İslamın siyaset esasları, toplum kaidelerinden doğduğu için kin, rekabet ve husumet içermez. Müslümanlıkta siyasi hakimiyet ve siyasi kurumlar sosyal dayanışmadan çıkmıştır, be nedenle her ikisi de yardımlaşma örnekleridir. İslamda siyasetin amacı İslam ahlâkının ve toplum düzeninin en mükemmel şekilde tatbikini sağlamaktır. Siyasi hakimiyet ise, İslam müesseselerinin koruyucusu olmaktan ibarettir.
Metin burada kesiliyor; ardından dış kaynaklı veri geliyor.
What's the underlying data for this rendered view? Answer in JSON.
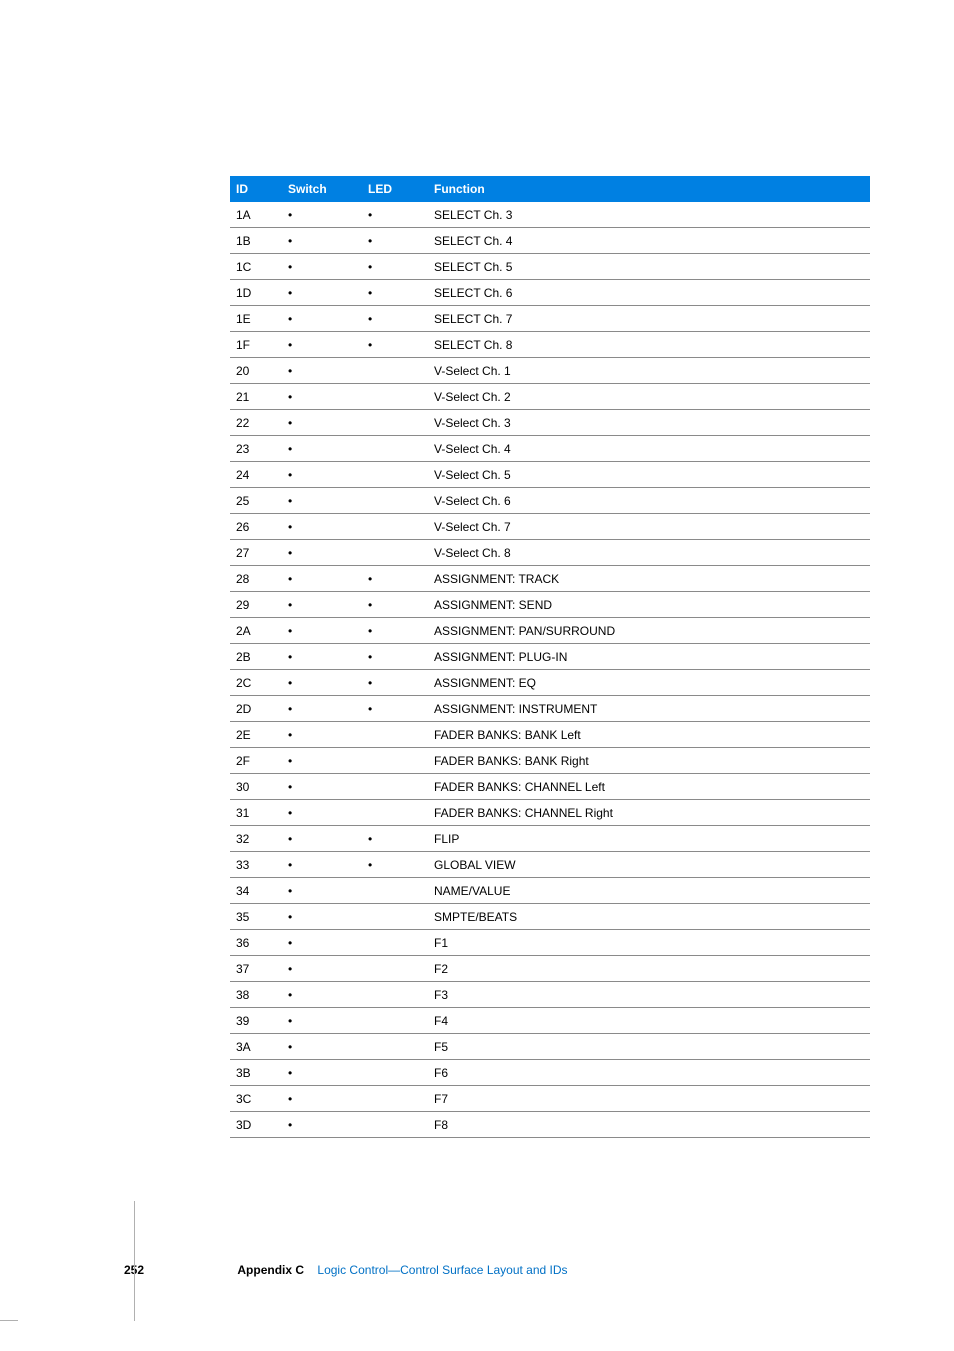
{
  "table": {
    "headers": {
      "id": "ID",
      "switch": "Switch",
      "led": "LED",
      "function": "Function"
    },
    "dot": "•",
    "rows": [
      {
        "id": "1A",
        "switch": true,
        "led": true,
        "fn": "SELECT Ch. 3"
      },
      {
        "id": "1B",
        "switch": true,
        "led": true,
        "fn": "SELECT Ch. 4"
      },
      {
        "id": "1C",
        "switch": true,
        "led": true,
        "fn": "SELECT Ch. 5"
      },
      {
        "id": "1D",
        "switch": true,
        "led": true,
        "fn": "SELECT Ch. 6"
      },
      {
        "id": "1E",
        "switch": true,
        "led": true,
        "fn": "SELECT Ch. 7"
      },
      {
        "id": "1F",
        "switch": true,
        "led": true,
        "fn": "SELECT Ch. 8"
      },
      {
        "id": "20",
        "switch": true,
        "led": false,
        "fn": "V-Select Ch. 1"
      },
      {
        "id": "21",
        "switch": true,
        "led": false,
        "fn": "V-Select Ch. 2"
      },
      {
        "id": "22",
        "switch": true,
        "led": false,
        "fn": "V-Select Ch. 3"
      },
      {
        "id": "23",
        "switch": true,
        "led": false,
        "fn": "V-Select Ch. 4"
      },
      {
        "id": "24",
        "switch": true,
        "led": false,
        "fn": "V-Select Ch. 5"
      },
      {
        "id": "25",
        "switch": true,
        "led": false,
        "fn": "V-Select Ch. 6"
      },
      {
        "id": "26",
        "switch": true,
        "led": false,
        "fn": "V-Select Ch. 7"
      },
      {
        "id": "27",
        "switch": true,
        "led": false,
        "fn": "V-Select Ch. 8"
      },
      {
        "id": "28",
        "switch": true,
        "led": true,
        "fn": "ASSIGNMENT:  TRACK"
      },
      {
        "id": "29",
        "switch": true,
        "led": true,
        "fn": "ASSIGNMENT:  SEND"
      },
      {
        "id": "2A",
        "switch": true,
        "led": true,
        "fn": "ASSIGNMENT:  PAN/SURROUND"
      },
      {
        "id": "2B",
        "switch": true,
        "led": true,
        "fn": "ASSIGNMENT:  PLUG-IN"
      },
      {
        "id": "2C",
        "switch": true,
        "led": true,
        "fn": "ASSIGNMENT:  EQ"
      },
      {
        "id": "2D",
        "switch": true,
        "led": true,
        "fn": "ASSIGNMENT:  INSTRUMENT"
      },
      {
        "id": "2E",
        "switch": true,
        "led": false,
        "fn": "FADER BANKS:  BANK Left"
      },
      {
        "id": "2F",
        "switch": true,
        "led": false,
        "fn": "FADER BANKS:  BANK Right"
      },
      {
        "id": "30",
        "switch": true,
        "led": false,
        "fn": "FADER BANKS:  CHANNEL Left"
      },
      {
        "id": "31",
        "switch": true,
        "led": false,
        "fn": "FADER BANKS:  CHANNEL Right"
      },
      {
        "id": "32",
        "switch": true,
        "led": true,
        "fn": "FLIP"
      },
      {
        "id": "33",
        "switch": true,
        "led": true,
        "fn": "GLOBAL VIEW"
      },
      {
        "id": "34",
        "switch": true,
        "led": false,
        "fn": "NAME/VALUE"
      },
      {
        "id": "35",
        "switch": true,
        "led": false,
        "fn": "SMPTE/BEATS"
      },
      {
        "id": "36",
        "switch": true,
        "led": false,
        "fn": "F1"
      },
      {
        "id": "37",
        "switch": true,
        "led": false,
        "fn": "F2"
      },
      {
        "id": "38",
        "switch": true,
        "led": false,
        "fn": "F3"
      },
      {
        "id": "39",
        "switch": true,
        "led": false,
        "fn": "F4"
      },
      {
        "id": "3A",
        "switch": true,
        "led": false,
        "fn": "F5"
      },
      {
        "id": "3B",
        "switch": true,
        "led": false,
        "fn": "F6"
      },
      {
        "id": "3C",
        "switch": true,
        "led": false,
        "fn": "F7"
      },
      {
        "id": "3D",
        "switch": true,
        "led": false,
        "fn": "F8"
      }
    ]
  },
  "footer": {
    "page_number": "252",
    "appendix_label": "Appendix C",
    "appendix_title": "Logic Control—Control Surface Layout and IDs"
  }
}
Said Halim Paşa, İslam’ın tarihsel gelişiminde skolastik etkinin, hükümdarlık mekanizmasıyla birlikte ruhaniliği kuvvetlendirdiğine işaret ediyor. Din üzerindeki mahalli ve ırka dayalı etkilerin de gereğinden fazla farklı yorumlamaya yol açtığını belirtiyor. Böylece Müslümanların ahlâk ve toplum düzenleri “İslami” olmaktan çok İranlı, Hintli, veya Türk’e veyahut Arap’a ait oldular. Yazara göre İslam, en fazla tahribatı Müslümanlığı kabul eden milletlerin ırkî ve ırsî hurafelerinden görmüştür.
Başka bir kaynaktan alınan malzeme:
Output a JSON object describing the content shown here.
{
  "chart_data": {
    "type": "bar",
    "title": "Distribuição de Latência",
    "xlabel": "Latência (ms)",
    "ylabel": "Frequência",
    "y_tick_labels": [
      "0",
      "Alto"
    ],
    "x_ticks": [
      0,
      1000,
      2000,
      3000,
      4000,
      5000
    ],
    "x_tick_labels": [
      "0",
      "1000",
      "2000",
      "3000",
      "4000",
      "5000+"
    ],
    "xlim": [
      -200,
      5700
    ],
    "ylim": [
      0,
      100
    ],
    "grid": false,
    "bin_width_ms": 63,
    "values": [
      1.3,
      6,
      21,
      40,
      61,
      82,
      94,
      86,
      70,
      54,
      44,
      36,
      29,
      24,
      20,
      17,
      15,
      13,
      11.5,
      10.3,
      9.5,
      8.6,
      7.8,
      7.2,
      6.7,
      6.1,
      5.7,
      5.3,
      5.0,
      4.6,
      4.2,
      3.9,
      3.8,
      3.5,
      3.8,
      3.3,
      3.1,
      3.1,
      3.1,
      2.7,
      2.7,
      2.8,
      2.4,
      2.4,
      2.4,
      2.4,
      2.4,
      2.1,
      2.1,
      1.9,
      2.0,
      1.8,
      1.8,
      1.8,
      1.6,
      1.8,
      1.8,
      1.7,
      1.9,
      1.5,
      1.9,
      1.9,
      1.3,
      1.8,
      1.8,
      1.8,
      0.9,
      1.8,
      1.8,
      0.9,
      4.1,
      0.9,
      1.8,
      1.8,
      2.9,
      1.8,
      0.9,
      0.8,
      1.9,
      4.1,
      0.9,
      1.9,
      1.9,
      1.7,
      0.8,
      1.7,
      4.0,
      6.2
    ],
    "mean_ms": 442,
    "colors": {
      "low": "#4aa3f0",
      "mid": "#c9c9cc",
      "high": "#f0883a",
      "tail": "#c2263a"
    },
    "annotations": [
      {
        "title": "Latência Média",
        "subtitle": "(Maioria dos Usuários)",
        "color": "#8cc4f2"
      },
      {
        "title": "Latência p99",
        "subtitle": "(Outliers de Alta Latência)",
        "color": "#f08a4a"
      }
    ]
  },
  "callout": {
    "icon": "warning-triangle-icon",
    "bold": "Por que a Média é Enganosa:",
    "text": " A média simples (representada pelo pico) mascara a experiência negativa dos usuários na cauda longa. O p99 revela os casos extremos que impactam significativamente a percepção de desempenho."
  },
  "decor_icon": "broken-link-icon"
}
Yazar, Türklerin İslam’ın esaslarını kolay şekilde benimseyen bir millet olmasını, İslam’dan önceki medeniyetlerinin yeterince gelişmemiş olmasına bağlamıştır. Bu nedenle Türkler, İslam’ın esaslarını en iyi anlayan ve en güzel şekilde tatbik eden millet olmuştur. Said Halim Paşa’ya göre , İslam’ı kabul etmeden önce ilerlemiş medeniyetler kurmuş olan milletler, eski medeniyetlerinin zararlı tesirleri altında kalmıştır. Türkler de tarihin ilerleyen dönemlerinde artan Arap ve İran etkisiyle kendi temiz İslam yorumlarından ve saf Müslümanlıktan uzaklaştılar. Sonunda ötekiler gibi gerilediler. Son dönemlerde ise Avrupa ile temas neticesinde düşmüş oldukları uykudan uyanmak istediler, fakat mazilerindeki büyüklüğü meydana getiren kuvvetin İslam olduğunu unutarak, bu kuvvetin batıdan gelebileceğini zannettiler.
Said Halim Paşa, döneminde yaşanan batılılaşma ve ıslahat hareketlerini “Osmanlı Rönesansı” olarak adlandırmış ve bu dönemi başka ifadeyle ikinci bir “İslam’dan Uzaklaşma Süreci” olarak nitelendirmiştir.